By that winter, my brother's life was rapidly falling apart and healed or not-Smoke was turned out to pasture. There he sat for the next 4 years. Amazingly, while he has a terrible scar on that foot, the hoof wall is not damaged and he is completely sound.
When I came back to SD, 2 years ago-he was one of the ones I started messing with. He was so obese that we christened him "Fat Albert". First order of business was to get him to like people-even just a little bit. Megan is great for that. She just goes out and follows stuff around until they get tired and let her pet them. It took most of that summer to just get him where I could halter him and try to trim those feet. But he came around. He may have been a rank stud, but as a gelding he is very gentle.

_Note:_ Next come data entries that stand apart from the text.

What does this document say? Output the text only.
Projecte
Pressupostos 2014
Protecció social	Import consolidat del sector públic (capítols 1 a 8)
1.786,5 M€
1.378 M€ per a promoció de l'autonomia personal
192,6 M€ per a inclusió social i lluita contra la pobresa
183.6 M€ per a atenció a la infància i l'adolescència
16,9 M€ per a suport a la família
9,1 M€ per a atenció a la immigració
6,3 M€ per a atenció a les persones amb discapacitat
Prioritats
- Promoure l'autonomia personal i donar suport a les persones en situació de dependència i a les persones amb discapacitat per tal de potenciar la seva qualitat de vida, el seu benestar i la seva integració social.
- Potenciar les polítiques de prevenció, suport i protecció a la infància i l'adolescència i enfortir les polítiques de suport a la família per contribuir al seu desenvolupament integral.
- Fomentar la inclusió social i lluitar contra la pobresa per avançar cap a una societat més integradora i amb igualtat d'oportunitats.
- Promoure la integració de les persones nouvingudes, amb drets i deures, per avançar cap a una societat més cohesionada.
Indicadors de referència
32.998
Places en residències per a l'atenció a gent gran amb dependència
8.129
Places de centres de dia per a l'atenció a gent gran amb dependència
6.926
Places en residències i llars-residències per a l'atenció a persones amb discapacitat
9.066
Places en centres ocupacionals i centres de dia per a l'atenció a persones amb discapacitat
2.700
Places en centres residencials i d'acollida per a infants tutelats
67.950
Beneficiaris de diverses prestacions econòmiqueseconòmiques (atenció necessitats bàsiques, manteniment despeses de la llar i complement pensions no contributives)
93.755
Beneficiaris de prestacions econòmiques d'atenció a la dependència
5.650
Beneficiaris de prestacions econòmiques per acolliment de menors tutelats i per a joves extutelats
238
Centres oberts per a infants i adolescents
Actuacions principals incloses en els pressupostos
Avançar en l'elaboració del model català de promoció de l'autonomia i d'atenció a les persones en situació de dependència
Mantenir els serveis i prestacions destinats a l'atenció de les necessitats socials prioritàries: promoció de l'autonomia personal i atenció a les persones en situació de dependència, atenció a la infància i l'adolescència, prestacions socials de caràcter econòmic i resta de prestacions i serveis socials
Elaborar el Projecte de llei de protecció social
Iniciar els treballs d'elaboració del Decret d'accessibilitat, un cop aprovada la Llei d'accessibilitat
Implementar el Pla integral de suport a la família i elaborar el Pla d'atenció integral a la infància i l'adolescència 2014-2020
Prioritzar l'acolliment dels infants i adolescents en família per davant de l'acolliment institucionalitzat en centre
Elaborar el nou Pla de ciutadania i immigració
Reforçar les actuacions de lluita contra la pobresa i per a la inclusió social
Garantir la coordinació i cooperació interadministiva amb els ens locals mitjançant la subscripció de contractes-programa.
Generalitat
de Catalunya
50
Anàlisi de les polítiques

Last fall, I went to the ranch to pick up a couple other horses and there stood poor Smoke with his nose twice it's normal size. Worried that it might be a rattlesnake bite, I hauled him to mom's to doctor. Luckily, I think that bite must have come from a bee up his nose, because he got over that in a couple of days. Rather than haul him back to the ranch, I decided to start his round pen work. I figured he was just too darn nice to let him sit. Besides, he is a 1/2 brother to Moon, so I am thinking "BARREL HORSE".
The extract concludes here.